Lionel Dugerdil n'a pas été élu, mais il a fait une fantastique campagne. Chez ses alliés de droite, et jusqu'au Marais, il a conquis estime et respectabilité. Ils savent bien qu'ils lui doivent quelque chose : pour le Marais, l'élection de leur magistrate. Ils n'ont quand même pas eu le culot de lui dire "À charge de revanche !", on sait ce que vaut la parole des politiques. Mais lui, le job, il l'a fait.
 
Une chose est sûre : Lionel Dugerdil est sorti fortifié de cette campagne. Il siège au Grand Conseil, où il tiendra un rôle majeur. Sa parole franche et directe dans les débats, son instinct des besoins et des colères de la classe moyenne, tout cela en fait un homme politique qui monte.
 
Un UDC qui monte, populaire, compétent, visible et audible, et qui transmet sa joie et son amour de la vie : exactement ce qui commence sérieusement à inquiéter une certaine presse, dont les têtes pensantes, à Zurich, ont juré il y a plus de trente ans la perte de ce parti.

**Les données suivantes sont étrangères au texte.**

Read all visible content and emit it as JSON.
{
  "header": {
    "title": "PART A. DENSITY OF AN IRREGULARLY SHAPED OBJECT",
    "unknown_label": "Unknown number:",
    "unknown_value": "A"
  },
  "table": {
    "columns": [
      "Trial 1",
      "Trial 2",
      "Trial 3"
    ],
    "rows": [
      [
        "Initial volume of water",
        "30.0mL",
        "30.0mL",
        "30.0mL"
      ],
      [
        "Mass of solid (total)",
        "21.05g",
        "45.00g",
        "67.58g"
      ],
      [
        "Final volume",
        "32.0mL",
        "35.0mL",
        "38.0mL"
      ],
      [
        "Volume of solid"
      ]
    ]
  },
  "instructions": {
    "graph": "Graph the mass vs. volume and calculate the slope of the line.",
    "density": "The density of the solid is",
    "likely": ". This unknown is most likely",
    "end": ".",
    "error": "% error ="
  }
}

J'ai vécu tout cela de l'intérieur, comme correspondant au Palais fédéral, c'était la campagne EEE du 6 décembre 1992, la montée fulgurante de Blocher, les premières crispations dans les milieux financiers pro-européens, au bord de la Limmat.
 
Alors, vous pensez, l'affaire du cambrioleur, quelle aubaine ! L'homme qui monte aurait eu l'impardonnable impudence de porter la main sur celui qui avait juste voulu pénétrer chez lui, tout ramasser, et déguerpir avec le pactole, une broutille !
 
Alors, dans cette presse-là, on se rue sur l'occasion : haro sur le fasciste ! Haro sur le violent ! Et on en fait un thème, alors que le vrai sujet, c'est la multiplication des cambriolages à Genève, par des crapules. On thématise Dugerdil, on feuilletonne Dugerdil, on "fait réagir la classe politique" sur Dugerdil, on laisse s'exprimer des drôles qui n'ont ni le crédit de Dugerdil, ni ses compétences professionnelles, ni son tempérament joyeux, ni son humour, ni sa vision remarquable des classes moyennes. Et on rentre se coucher, persuadé d'avoir œuvré pour la Cité. En lui désignant la Bête immonde.
 
Lionel Dugerdil est un homme politique remarquable, par son instinct, sa puissance de travail, sa facilité de contact, son intelligence. Il est donc dangereux pour les ennemis de son parti. C'est juste ça qu'il faut dire. Le reste, c'est du blabla. Des feuilletons nullissimes pour faire mousser le néant. Les ultimes sursauts d'une presse qui se meurt. On se réjouit qu'un Bossuet surgisse du buisson, et nous annonce, tout sonore encore de la funeste nouvelle : "Madame se meurt, Madame est morte".